Article by Neil Clark

THE SCOTTISH government has announced an effective ban on fracking activities, following “overwhelming” public opposition, and consideration of environmental and economic reports.

The decision to indefinitely ban fracking has been blasted as “a sad day for those of us who believe in evidence-led decision making” by INEOS, which owns fracking licences.

Paul Wheelhouse, the Scottish energy minister, told members of the Scottish parliament (MSPs) that there was no “social licence” for progressing unconventional oil and gas, after 99% of 60,500 responses to a public consultation opposed doing so.

He also noted the results of a KPMG study that said fracking would only contribute 0.1% to Scotland’s GDP, and conclusions from the UK Committee on Climate Change that climate targets would be made more difficult to meet.

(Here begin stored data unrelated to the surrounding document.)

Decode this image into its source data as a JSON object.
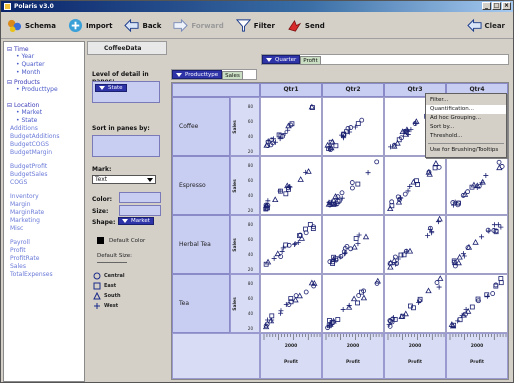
{
  "window": {
    "title": "Polaris v3.0",
    "controls": [
      "_",
      "□",
      "×"
    ]
  },
  "toolbar": {
    "schema": "Schema",
    "import": "Import",
    "back": "Back",
    "forward": "Forward",
    "filter": "Filter",
    "send": "Send",
    "clear": "Clear"
  },
  "schema": {
    "time_label": "Time",
    "time_items": [
      "Year",
      "Quarter",
      "Month"
    ],
    "products_label": "Products",
    "products_items": [
      "Producttype"
    ],
    "location_label": "Location",
    "location_items": [
      "Market",
      "State"
    ],
    "fields_a": [
      "Additions",
      "BudgetAdditions",
      "BudgetCOGS",
      "BudgetMargin"
    ],
    "fields_b": [
      "BudgetProfit",
      "BudgetSales",
      "COGS"
    ],
    "fields_c": [
      "Inventory",
      "Margin",
      "MarginRate",
      "Marketing",
      "Misc"
    ],
    "fields_d": [
      "Payroll",
      "Profit",
      "ProfitRate",
      "Sales",
      "TotalExpenses"
    ]
  },
  "config": {
    "tab": "CoffeeData",
    "level_label": "Level of detail in panes:",
    "level_pill": "State",
    "sort_label": "Sort in panes by:",
    "mark_label": "Mark:",
    "mark_value": "Text",
    "color_label": "Color:",
    "size_label": "Size:",
    "shape_label": "Shape:",
    "shape_pill": "Market",
    "default_color": "Default Color",
    "default_size": "Default Size:",
    "legend": [
      {
        "name": "Central",
        "shape": "circle"
      },
      {
        "name": "East",
        "shape": "square"
      },
      {
        "name": "South",
        "shape": "triangle"
      },
      {
        "name": "West",
        "shape": "plus"
      }
    ]
  },
  "shelves": {
    "columns_pill": "Quarter",
    "columns_pill2": "Profit",
    "rows_pill": "Producttype",
    "rows_pill2": "Sales"
  },
  "menu": {
    "items": [
      "Filter...",
      "Quantification...",
      "Ad hoc Grouping...",
      "Sort by...",
      "Threshold...",
      "Use for Brushing/Tooltips"
    ],
    "active_index": 1
  },
  "chart_data": {
    "type": "scatter",
    "columns": [
      "Qtr1",
      "Qtr2",
      "Qtr3",
      "Qtr4"
    ],
    "rows": [
      "Coffee",
      "Espresso",
      "Herbal Tea",
      "Tea"
    ],
    "ylabel": "Sales",
    "xlabel": "Profit",
    "x_tick": "2000",
    "y_ticks": [
      "80",
      "60",
      "40",
      "20"
    ]
  }
}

Wheelhouse has written to local authorities, instructing them that a 2015 moratorium on fracking will “remain in place indefinitely”. This means that local authorities will use planning powers to block prospective applications rather than direct legislation banning fracking outright, as Holyrood is still awaiting the transfer of licensing powers from the UK government.

“Let me be clear: that action is sufficient to effectively ban the development of unconventional oil and gas extraction in Scotland,” he said. “Fracking cannot and will not take place in Scotland.”

MSPs will vote on the matter later this year. The plans are expected to pass comfortably, as only the Conservatives, who branded the ban as “short-sighted and economically damaging”, are opposed,.

The decision acutely affects INEOS, which holds fracking licences across 1,800 km2 of the country and imports shale gas for its petrochemicals plant at Grangemouth.

Tom Pickering, Operations Director at INEOS Shale, accused the Scottish government of having “turned its back on a potential manufacturing and jobs renaissance and lessened Scottish academia’s place in the world by ignoring its findings”.

The company has invested £50m (US$66.4m) in gaining its licences, and says that the decision could cost Scotland 3,100 jobs, £1bn in benefits to local communities, and an opportunity to provide energy while gas production from the North Sea continues to decline. INEOS says that a recent Scottish government report judged shale production to be safe. In a statement, it points out that fracking is backed by the UK government and the British Geological Survey.

“This decision, which beggars belief, means gas becomes a cost for the Scottish economy instead of an ongoing source of income. It speaks volumes about Scottish leadership on the world stage and sends a clear and negative message to any future investors in Scotland,” said Pickering, adding: “Expert reports have clearly stated that this technology can be applied safely and responsibly – but it will be England that reaps the benefits.”

Scotland’s move comes a year after the UK government gave permission for horizontal fracking in Lancashire, and three months after Ireland banned the practice.

Scotland’s decision was widely welcomed by environmental groups including Greenpeace UK, which hailed Holyrood for using a “fair process to reach their decision”, and for “leading the way towards the clean energy system that people want”.

However, industry body UK Onshore Oil and Gas has said that the decision was based on “dogma, not evidence or geo-political reality”, and that the decision will have negative environmental and economic impacts.

Chief executive Ken Cronin said: “The reality is that it's better for the planet to be producing our gas here rather than shipping it in across oceans from elsewhere, especially when Scotland has a petrochemicals industry so reliant on natural gas.”